Cookies were comfort food. For bad days and bad cramps.
“Yes!” Alicia sounded normal. Did Wei Xiang even bring it up at all?
“When are your assessments starting?”
“It starts on Monday.”
“And when do you get your results?”
“A week after I finish all my papers.”
“Okay. If you score well on those assessment tests, I’ll give you your phone back.”
“Ok!” Alicia flapped hands.
“Do you want to buy the ingredients with me, or go home?”
“I want to go home.”
Sigh. “Okay.”
She took a detour to drop Alicia home and headed to the grocery store. Ma forced the entire family to bake pastries for Chinese New Year every year. Jie was her right-hand man, while she was the trainee who shadowed them. Pa and Di were delivery-men.
It would’ve irked her more if she loved pineapple tarts. But that was a mediocre pastry. The superior one by far was cookies. A bite-sized taste of heaven. Easy to keep, easy to share.
The comfort that cookies provided was two-fold. One the flavour, obviously. Two, the batter. When she mixed it, two lines spiralled out from the centre, one clockwise and one anti-clockwise. They orbited each other until the edge in a never-ending loop. Ying and Yang.
This comfort was impossible to put into words. But if she must, she’d compare it to meditation. It sent her into a trance, into a place of tranquillity. That peace that came from flowing water, falling leaves, and gentle breezes. In this moment, there was only her and the batter. Spiralling, spiralling, spiralling…
The fear of over-mixing the batter overpowered her reluctance to leave the trance. So, the peace ended, and the batter went in the oven.
Alicia took after her in this way. Right as the oven lid shut, the girl raced to her side and sat before the oven, eyes laser-focused on the tray inside.

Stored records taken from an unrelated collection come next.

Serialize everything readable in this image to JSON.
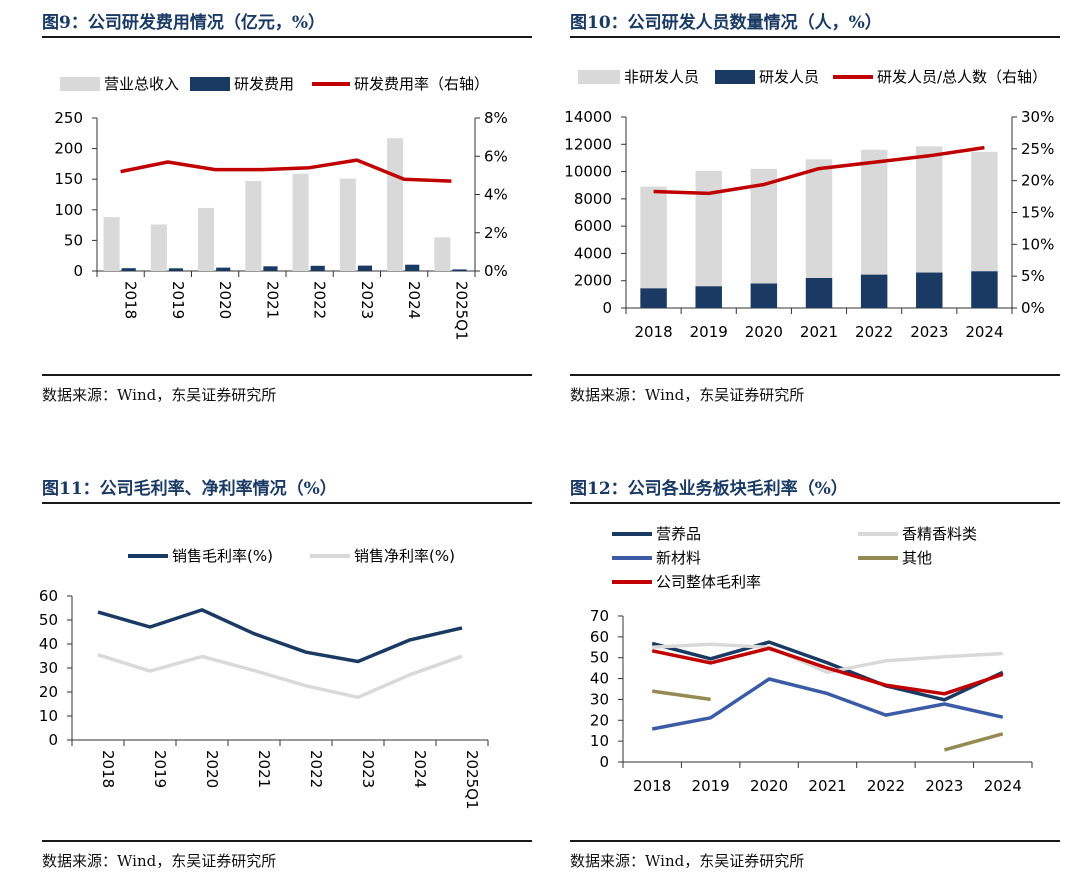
{
  "panels": [
    {
      "title": "图9：公司研发费用情况（亿元，%）",
      "source": "数据来源：Wind，东吴证券研究所"
    },
    {
      "title": "图10：公司研发人员数量情况（人，%）",
      "source": "数据来源：Wind，东吴证券研究所"
    },
    {
      "title": "图11：公司毛利率、净利率情况（%）",
      "source": "数据来源：Wind，东吴证券研究所"
    },
    {
      "title": "图12：公司各业务板块毛利率（%）",
      "source": "数据来源：Wind，东吴证券研究所"
    }
  ],
  "chart_data": [
    {
      "type": "bar",
      "title": "图9：公司研发费用情况（亿元，%）",
      "categories": [
        "2018",
        "2019",
        "2020",
        "2021",
        "2022",
        "2023",
        "2024",
        "2025Q1"
      ],
      "series": [
        {
          "name": "营业总收入",
          "kind": "bar",
          "axis": "left",
          "color": "#d9d9d9",
          "values": [
            88,
            76,
            103,
            147,
            159,
            151,
            217,
            55
          ]
        },
        {
          "name": "研发费用",
          "kind": "bar",
          "axis": "left",
          "color": "#1a3a63",
          "values": [
            4.6,
            4.4,
            5.5,
            7.7,
            8.5,
            8.8,
            10.3,
            2.6
          ]
        },
        {
          "name": "研发费用率（右轴）",
          "kind": "line",
          "axis": "right",
          "color": "#c00000",
          "values": [
            5.2,
            5.7,
            5.3,
            5.3,
            5.4,
            5.8,
            4.8,
            4.7
          ]
        }
      ],
      "y_left": {
        "min": 0,
        "max": 250,
        "ticks": [
          "0",
          "50",
          "100",
          "150",
          "200",
          "250"
        ]
      },
      "y_right": {
        "min": 0,
        "max": 8,
        "ticks": [
          "0%",
          "2%",
          "4%",
          "6%",
          "8%"
        ]
      },
      "legend": "top"
    },
    {
      "type": "bar",
      "title": "图10：公司研发人员数量情况（人，%）",
      "categories": [
        "2018",
        "2019",
        "2020",
        "2021",
        "2022",
        "2023",
        "2024"
      ],
      "stacked": true,
      "series": [
        {
          "name": "非研发人员",
          "kind": "bar",
          "axis": "left",
          "color": "#d9d9d9",
          "values": [
            7450,
            8450,
            8400,
            8700,
            9150,
            9250,
            8750
          ]
        },
        {
          "name": "研发人员",
          "kind": "bar",
          "axis": "left",
          "color": "#1a3a63",
          "values": [
            1450,
            1600,
            1800,
            2200,
            2450,
            2600,
            2700
          ]
        },
        {
          "name": "研发人员/总人数（右轴）",
          "kind": "line",
          "axis": "right",
          "color": "#c00000",
          "values": [
            18.3,
            18.0,
            19.4,
            21.9,
            22.9,
            23.9,
            25.2
          ]
        }
      ],
      "y_left": {
        "min": 0,
        "max": 14000,
        "ticks": [
          "0",
          "2000",
          "4000",
          "6000",
          "8000",
          "10000",
          "12000",
          "14000"
        ]
      },
      "y_right": {
        "min": 0,
        "max": 30,
        "ticks": [
          "0%",
          "5%",
          "10%",
          "15%",
          "20%",
          "25%",
          "30%"
        ]
      },
      "legend": "top"
    },
    {
      "type": "line",
      "title": "图11：公司毛利率、净利率情况（%）",
      "categories": [
        "2018",
        "2019",
        "2020",
        "2021",
        "2022",
        "2023",
        "2024",
        "2025Q1"
      ],
      "series": [
        {
          "name": "销售毛利率(%)",
          "color": "#1a3a63",
          "values": [
            53.3,
            47.1,
            54.2,
            44.3,
            36.6,
            32.7,
            41.7,
            46.7
          ]
        },
        {
          "name": "销售净利率(%)",
          "color": "#d9d9d9",
          "values": [
            35.5,
            28.7,
            34.8,
            29.0,
            22.6,
            17.8,
            27.2,
            34.9
          ]
        }
      ],
      "y_left": {
        "min": 0,
        "max": 60,
        "ticks": [
          "0",
          "10",
          "20",
          "30",
          "40",
          "50",
          "60"
        ]
      },
      "legend": "top"
    },
    {
      "type": "line",
      "title": "图12：公司各业务板块毛利率（%）",
      "categories": [
        "2018",
        "2019",
        "2020",
        "2021",
        "2022",
        "2023",
        "2024"
      ],
      "series": [
        {
          "name": "营养品",
          "color": "#1a3a63",
          "values": [
            56.8,
            49.5,
            57.5,
            47.5,
            36.5,
            29.8,
            43.0
          ]
        },
        {
          "name": "香精香料类",
          "color": "#d9d9d9",
          "values": [
            55.0,
            56.5,
            55.0,
            43.0,
            48.5,
            50.5,
            52.0
          ]
        },
        {
          "name": "新材料",
          "color": "#3b5ba5",
          "values": [
            15.8,
            21.2,
            39.8,
            32.8,
            22.5,
            27.8,
            21.5
          ]
        },
        {
          "name": "其他",
          "color": "#948a54",
          "values": [
            34.0,
            30.0,
            null,
            null,
            null,
            5.8,
            13.5
          ]
        },
        {
          "name": "公司整体毛利率",
          "color": "#c00000",
          "values": [
            53.3,
            47.5,
            54.5,
            45.0,
            36.8,
            32.7,
            42.0
          ]
        }
      ],
      "y_left": {
        "min": 0,
        "max": 70,
        "ticks": [
          "0",
          "10",
          "20",
          "30",
          "40",
          "50",
          "60",
          "70"
        ]
      },
      "legend": "top"
    }
  ]
}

She said the humming was melodic, and the batter rising was magical.
"Alicia. It would take forty-five minutes."
"I know."
Silly girl. She chuckled. It was unfortunate that most would find this weird.
Forty-five minutes later, Alicia dragged her out of bed to collect the cookies. She was too scared to do it herself. Serena washed her face and packed them all in a spare tupperware container before putting it in the fridge.
Cookies are best eaten cold.
"We’ll eat it after dinner. You can have three at most, otherwise you’ll get fat!" She poked the girl’s stomach, or rather the lack of one.
“I want it now!”
“Mm, fine!” Serena gave her one.
Alicia took a bite. Flapped her hands, which was weird.
"I love it!" She cheered. "If cookies were healthier, I would’ve chosen it for my coursework!"
"Huh?"
"My FCE coursework required me to choose a food and propose to sell it in the canteen. But it had to be nutritious."
"Pfft! You think these would sell in your canteen?"
"Definitely!"
"Okay. Good girl." She ruffled Alicia’s hair. kissed her noggin, and helped her re-tie it before she complained. Somehow, that evolved into a tickling fight over the couch that left them laughing until their bellies hurt.
Then a light bulb went off in her head.
Alicia searched the channels for something to watch, and settled with a medical drama. Serena couldn’t help but nitpick the show to death from what she vaguely remebered studying on her own.
She also couldn’t help but do a bad habit only mothers have, which was to turn everything into a lesson. Today’s lesson was patient confidentiality, and the reason why the nurse should’ve been arrested for giving the main lead his ex-girlfriend’s medical files.